Sequence Clustering in Process Mining for Business Process Analysis Using K-Means
Sari
ABSTRAK
Proses Discovery merupakan teknik utama dalam proses mining yang bertujuan untuk menghasilkan sebuah model dari event log. Namun dalam implementasinya ditemukan masalah, karena banyak varian proses yang terdapat pada event log. Hal ini membuat hasil proses discovery sulit untuk dipahami. Penelitian ini di awali dengan mengelompokan event log menggunakan metode K-Means sebagai tahap pre-processing. Hasil dari tahap pre-processing ini kemudian di modelkan menggunakan teknik proses mining. Namun, pada saat metode K-Means ini di terapkan penentuan jumlah cluster yang optimal sangatlah penting. Kesalahan dalam menentukan nilai K dapat menurunkan nilai fitness dan precision dari model yang dihasilkan. Berdasarkan hasil pengujian pada data set issue tracking dengan jumlah case 1091 dan jumlah event 7924 Â yang terbagi ke dalam empat cluster nilai precision meningkat dari 0,49 menjadi 1 dan nilai fitness meningkat dari 0,34 menjadi kisaran 0,61-1 pada cluster 2, 3 dan 4.

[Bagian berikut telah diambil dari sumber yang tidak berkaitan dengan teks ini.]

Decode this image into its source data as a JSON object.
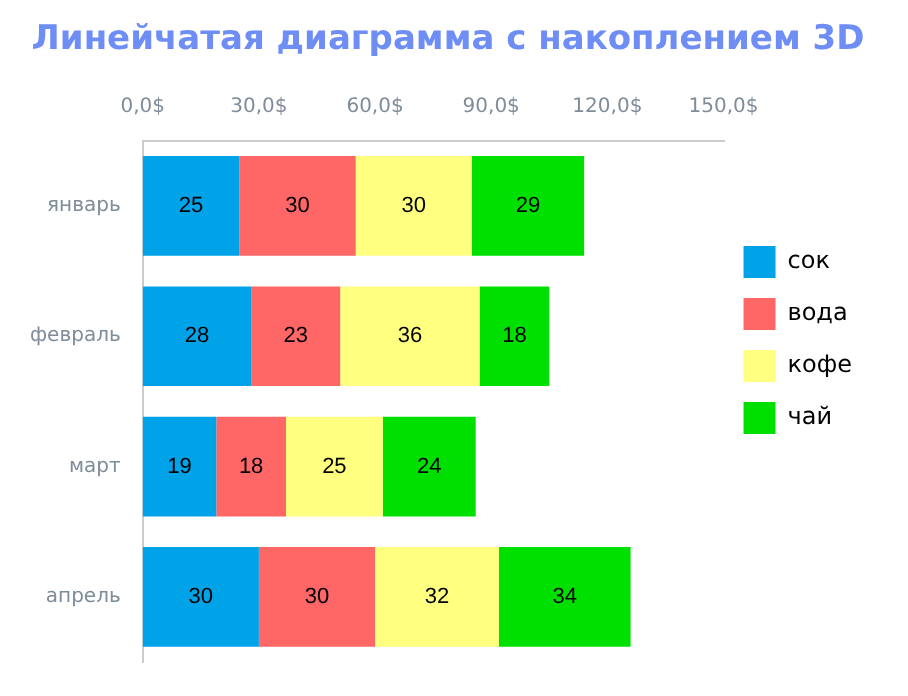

 Kata kunci: K-Means, proses mining, event log, clustering, sequence clustering
ABSTRACT
Process Discovery as the main technique in the mining process aims to produce a model of an event log. However, in the implementation, there is a problem found, for a lot of process variants contained in the event log. This makes the results of the discovery process difficult to understand. This research begins by grouping event logs using the K-Means method as a pre-processing stage. The results of this pre-processing stage are then modeled using the process mining technique. However, determining the optimal number of clusters is crucial. Mistakes in determining the K value can reduce the fitness value and precision of the resulting model. Based on the test results on the issue tracking data set with the number of cases 1091 and the number of events 7924 which is divided into four clusters the precision value increased from 0.49 to 1 and the fitness value increased from 0.34 to 0.61-1 in clusters 2, 3 and 4.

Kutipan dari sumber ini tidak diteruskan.